The former is easily fixable: Either regularly replace the battery or buy a battery with a life time exceeding the lifetime of the carbon monoxide detector. The latter problem can be solved through buying a carbon monoxide alarm with a tamper-proof battery compartment. Alternatively, you can make it tamper-proof with superglue or heavy duty duct tape.
My Carbon Monoxide Alarm Is Recent
An older carbon monoxide alarm is more likely to have internal problems. Just as any other electrical component with wear-and-tear, a carbon monoxide alarm can appear working but have a fundamental internal flaw. Ensure that your carbon monoxide alarm is no older than five years.
A study performed in 2014 shows that 70% of older carbon monoxide detectors that seemed to be in working order actually failed at detecting dangerously high amounts of carbon monoxide. On that note…

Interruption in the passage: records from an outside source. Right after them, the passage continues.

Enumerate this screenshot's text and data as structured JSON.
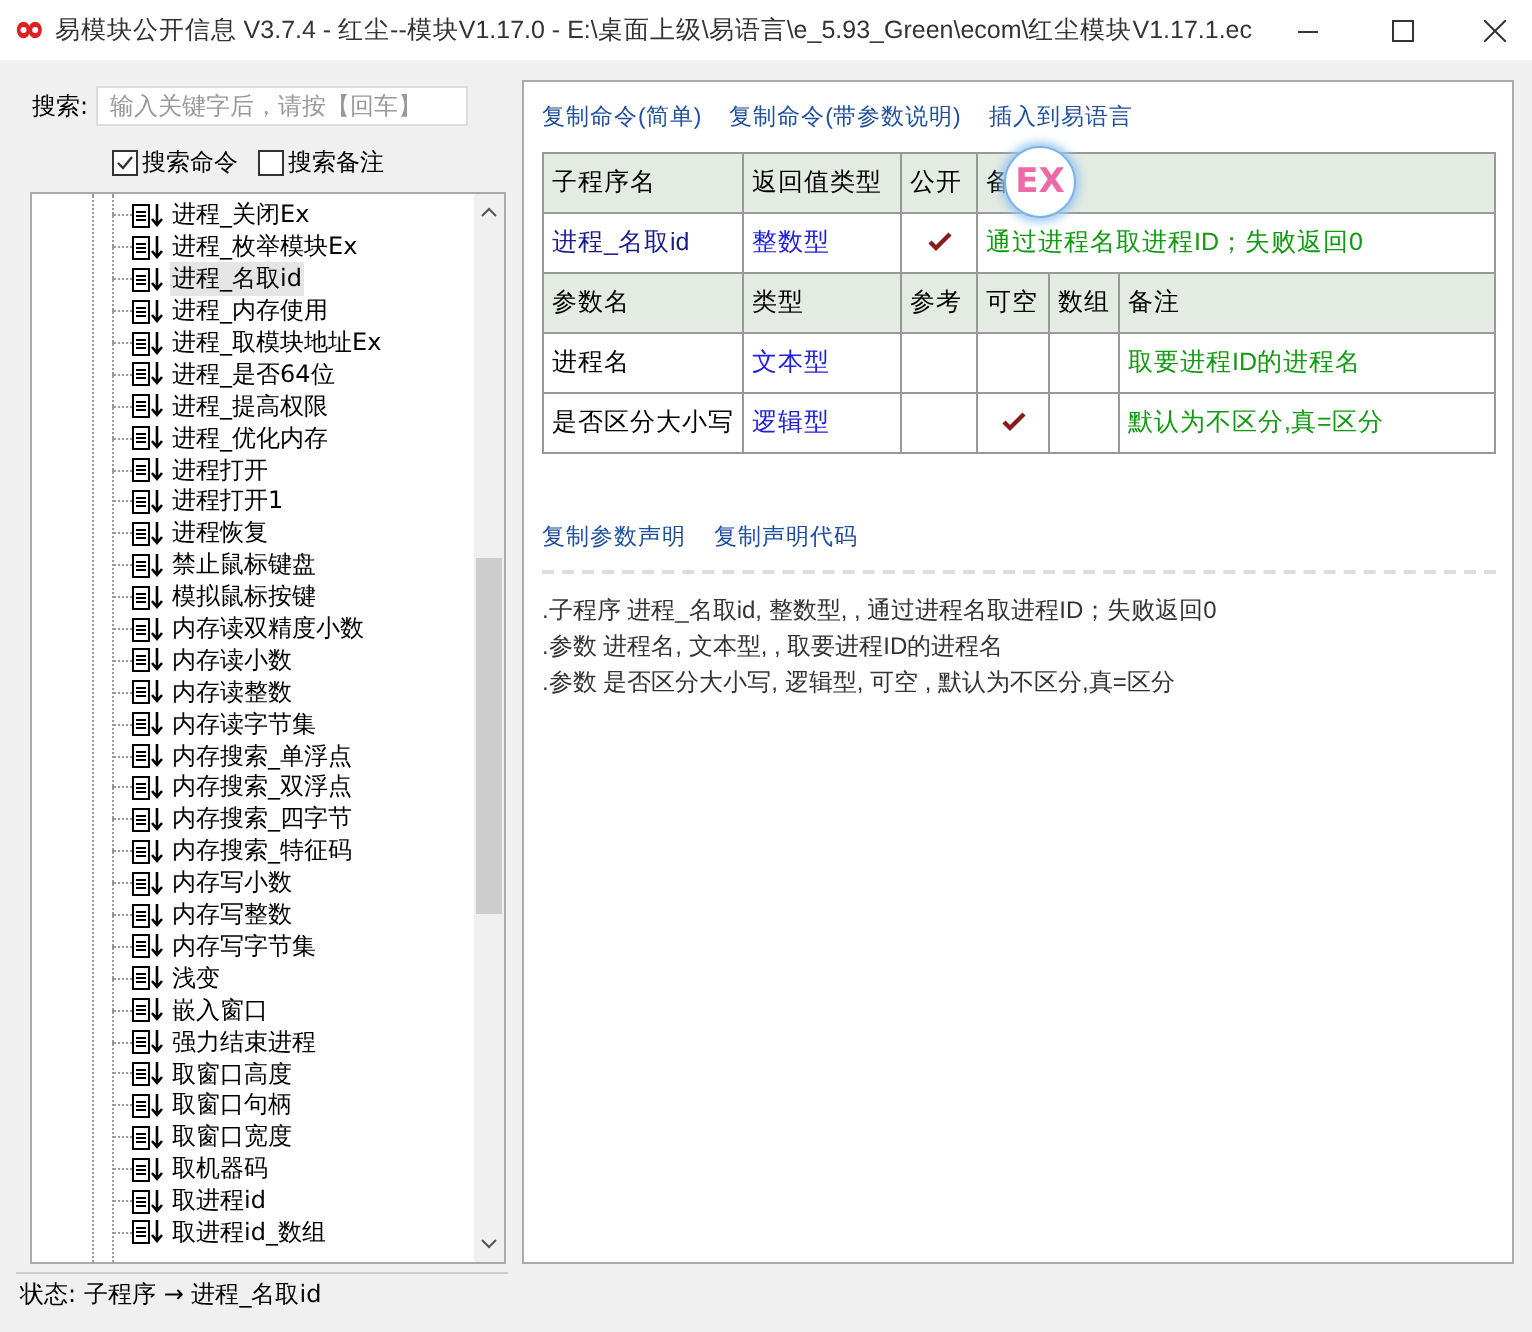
{
  "window": {
    "title": "易模块公开信息 V3.7.4 - 红尘--模块V1.17.0 - E:\\桌面上级\\易语言\\e_5.93_Green\\ecom\\红尘模块V1.17.1.ec"
  },
  "search": {
    "label": "搜索:",
    "placeholder": "输入关键字后，请按【回车】"
  },
  "filters": [
    {
      "label": "搜索命令",
      "checked": true
    },
    {
      "label": "搜索备注",
      "checked": false
    }
  ],
  "tree": {
    "items": [
      {
        "label": "进程_关闭Ex",
        "selected": false
      },
      {
        "label": "进程_枚举模块Ex",
        "selected": false
      },
      {
        "label": "进程_名取id",
        "selected": true
      },
      {
        "label": "进程_内存使用",
        "selected": false
      },
      {
        "label": "进程_取模块地址Ex",
        "selected": false
      },
      {
        "label": "进程_是否64位",
        "selected": false
      },
      {
        "label": "进程_提高权限",
        "selected": false
      },
      {
        "label": "进程_优化内存",
        "selected": false
      },
      {
        "label": "进程打开",
        "selected": false
      },
      {
        "label": "进程打开1",
        "selected": false
      },
      {
        "label": "进程恢复",
        "selected": false
      },
      {
        "label": "禁止鼠标键盘",
        "selected": false
      },
      {
        "label": "模拟鼠标按键",
        "selected": false
      },
      {
        "label": "内存读双精度小数",
        "selected": false
      },
      {
        "label": "内存读小数",
        "selected": false
      },
      {
        "label": "内存读整数",
        "selected": false
      },
      {
        "label": "内存读字节集",
        "selected": false
      },
      {
        "label": "内存搜索_单浮点",
        "selected": false
      },
      {
        "label": "内存搜索_双浮点",
        "selected": false
      },
      {
        "label": "内存搜索_四字节",
        "selected": false
      },
      {
        "label": "内存搜索_特征码",
        "selected": false
      },
      {
        "label": "内存写小数",
        "selected": false
      },
      {
        "label": "内存写整数",
        "selected": false
      },
      {
        "label": "内存写字节集",
        "selected": false
      },
      {
        "label": "浅变",
        "selected": false
      },
      {
        "label": "嵌入窗口",
        "selected": false
      },
      {
        "label": "强力结束进程",
        "selected": false
      },
      {
        "label": "取窗口高度",
        "selected": false
      },
      {
        "label": "取窗口句柄",
        "selected": false
      },
      {
        "label": "取窗口宽度",
        "selected": false
      },
      {
        "label": "取机器码",
        "selected": false
      },
      {
        "label": "取进程id",
        "selected": false
      },
      {
        "label": "取进程id_数组",
        "selected": false
      }
    ]
  },
  "status_bar": {
    "label": "状态:",
    "text": "子程序 → 进程_名取id"
  },
  "top_links": [
    "复制命令(简单)",
    "复制命令(带参数说明)",
    "插入到易语言"
  ],
  "sub_table": {
    "headers": [
      "子程序名",
      "返回值类型",
      "公开",
      "备"
    ],
    "name": "进程_名取id",
    "return_type": "整数型",
    "public": true,
    "note": "通过进程名取进程ID；失败返回0"
  },
  "overlay_badge": "EX",
  "param_table": {
    "headers": [
      "参数名",
      "类型",
      "参考",
      "可空",
      "数组",
      "备注"
    ],
    "rows": [
      {
        "name": "进程名",
        "type": "文本型",
        "nullable": false,
        "note": "取要进程ID的进程名"
      },
      {
        "name": "是否区分大小写",
        "type": "逻辑型",
        "nullable": true,
        "note": "默认为不区分,真=区分"
      }
    ]
  },
  "bottom_links": [
    "复制参数声明",
    "复制声明代码"
  ],
  "code_lines": [
    ".子程序 进程_名取id, 整数型, , 通过进程名取进程ID；失败返回0",
    ".参数 进程名, 文本型, , 取要进程ID的进程名",
    ".参数 是否区分大小写, 逻辑型, 可空 , 默认为不区分,真=区分"
  ]
}
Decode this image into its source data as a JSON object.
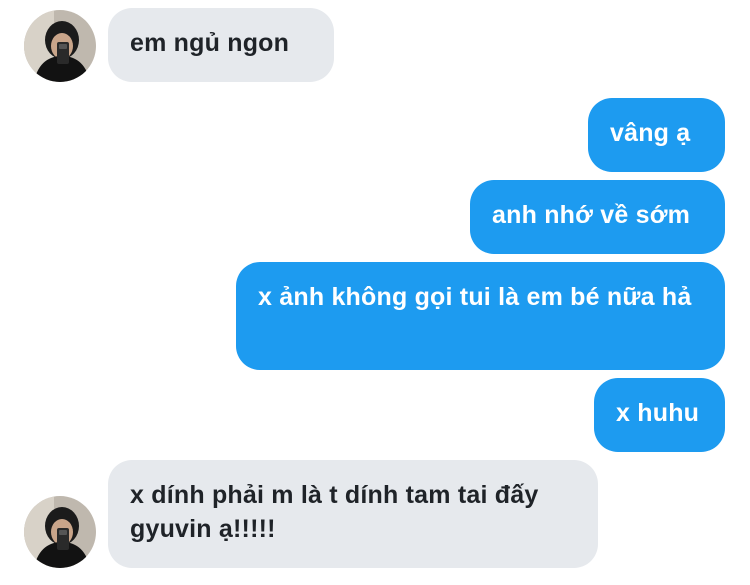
{
  "messages": [
    {
      "from": "contact",
      "text": "em ngủ ngon"
    },
    {
      "from": "me",
      "text": "vâng ạ"
    },
    {
      "from": "me",
      "text": "anh nhớ về sớm"
    },
    {
      "from": "me",
      "text": "x ảnh không gọi tui là em bé nữa hả"
    },
    {
      "from": "me",
      "text": "x huhu"
    },
    {
      "from": "contact",
      "text": "x dính phải m là t dính tam tai đấy gyuvin ạ!!!!!"
    }
  ],
  "colors": {
    "incoming_bubble": "#e6e9ed",
    "outgoing_bubble": "#1d9bf0",
    "incoming_text": "#1f2328",
    "outgoing_text": "#ffffff"
  },
  "icons": {
    "contact_avatar": "person-photo-avatar"
  }
}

My Carbon Monoxide Alarm Is Not Past Its Expiration Date
Yes, like a carton of milk, a carbon monoxide alarm has an expiration date. Most of these dates are from five to ten years after production. Still, we recommend you use a carbon monoxide detector no older than four years old, regardless of what the expiration date is.
You can check the expiration date on the back of the carbon monoxide detector. Also, ensure you check the test button, which is also on the back. Hold it down for three seconds to ensure it works; if it does not work, you should buy a new one, perhaps of a different maker.
My Carbon Monoxide Alarm Is Located in the Right Place
If you have children, you might think the logical location of the carbon monoxide alarm is in their bedroom. But this ignores how carbon monoxide spreads. Because the origin point is the appliance producing combustion, often a better location for the carbon monoxide alarm is near that appliance.
An example of the flawed logic of placing the carbon monoxide alarm close to the living or sleeping areas of the home’s residents is those occasions when you must go to the basement, which is presumably sealed off. If your carbon monoxide is restricted to the first or second floor, carbon monoxide – undetectably by the human senses – could have built up in the basement without an alarm sounding. Then, once you or your children head to the basement, you could have a problem.
The best solution is to have multiple carbon monoxide alarms, placing them around the house. You should have at least one for each floor, including the basement. Remember, a carbon monoxide alarm can only detect the carbon monoxide close to it – it is not a failsafe device for the entire house.